Masquerade

Tonight’s Merge Student Gathering featured a message by two of our interns, Blair Hopkins and Mary Knight, on the topic of hiding our hurts (the second and final part to our Masquerade series). They opened their sermon by showing the following YouTube clip.

Looks pretty serious, doesn’t it? But at least there was a trained medical staff on the scene. And he was probably rushed to the hospital for urgent care. We all know what to do in the event of a broken bone. But what about a broken heart? Who takes care of that? Who is available to rush in and do what no one else can do? And aren’t such ailments easier to hide? To “cope” with? But wouldn’t you say, in all honesty, that such brokenness is just as harmful? Even as deadly?

The Prophet Jeremiah knew all about pain. In fact, he is best known as the “Weeping Prophet.” Isn’t it hard enough to be called by God at an early age? Better yet, imagine being called to publicly suffer at an early age? Isn’t difficult enough to be ridiculed and rejected for over forty years? How about being asked to stay and comfort those who had just rejected you for all forty of those years?

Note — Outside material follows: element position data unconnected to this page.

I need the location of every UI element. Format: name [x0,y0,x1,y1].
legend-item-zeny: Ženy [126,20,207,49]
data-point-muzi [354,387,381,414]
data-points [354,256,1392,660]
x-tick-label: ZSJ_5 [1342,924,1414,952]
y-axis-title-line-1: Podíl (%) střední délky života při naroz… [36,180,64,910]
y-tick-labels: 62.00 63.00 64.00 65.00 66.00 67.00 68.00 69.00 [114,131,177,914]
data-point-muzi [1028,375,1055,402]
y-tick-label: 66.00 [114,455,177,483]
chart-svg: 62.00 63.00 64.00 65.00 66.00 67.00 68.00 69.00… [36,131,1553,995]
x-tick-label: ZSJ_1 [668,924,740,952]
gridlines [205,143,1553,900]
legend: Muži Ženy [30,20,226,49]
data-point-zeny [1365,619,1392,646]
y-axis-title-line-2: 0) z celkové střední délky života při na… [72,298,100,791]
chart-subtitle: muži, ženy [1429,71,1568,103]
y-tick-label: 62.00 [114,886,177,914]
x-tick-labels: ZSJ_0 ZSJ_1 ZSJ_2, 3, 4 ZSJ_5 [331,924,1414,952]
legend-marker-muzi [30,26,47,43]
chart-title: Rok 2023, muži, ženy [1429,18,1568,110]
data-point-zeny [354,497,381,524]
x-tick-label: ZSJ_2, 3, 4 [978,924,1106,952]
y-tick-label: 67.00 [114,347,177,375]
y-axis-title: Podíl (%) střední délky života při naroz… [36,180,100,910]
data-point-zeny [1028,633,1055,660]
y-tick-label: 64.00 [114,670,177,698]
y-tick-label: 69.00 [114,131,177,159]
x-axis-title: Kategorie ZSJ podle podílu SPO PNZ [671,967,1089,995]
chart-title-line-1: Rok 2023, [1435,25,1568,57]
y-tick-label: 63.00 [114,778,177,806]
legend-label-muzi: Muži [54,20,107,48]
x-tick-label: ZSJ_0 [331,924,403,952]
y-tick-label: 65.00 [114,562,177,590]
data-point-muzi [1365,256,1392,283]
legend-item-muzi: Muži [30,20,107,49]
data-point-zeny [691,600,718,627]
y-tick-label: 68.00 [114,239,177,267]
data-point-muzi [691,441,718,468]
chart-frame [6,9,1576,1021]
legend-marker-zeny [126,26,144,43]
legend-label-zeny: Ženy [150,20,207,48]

The Bible reads, “Is it nothing to you, all you who pass by? Look and see if there is any sorrow like my sorrow, which was brought upon me, which the Lord inflicted on the day of his fierce anger” (Lamentations 1:12, ESV).

Israel had lost so much. Her land and leadership. Her children. Her future. Her freedom. And Jeremiah stays. He is done crying for himself. For the things he did not deserve. Now he cries for his city. For all that she did deserve.

I pray that God heals you. I don’t know what hurt you or why it hurts you. But may he heal you completely and instantly. And may you have the strength and circumstance to tell your story to someone who needs to hear it the most. May that story be a sign that points people to Christ. Don’t be afraid to stay.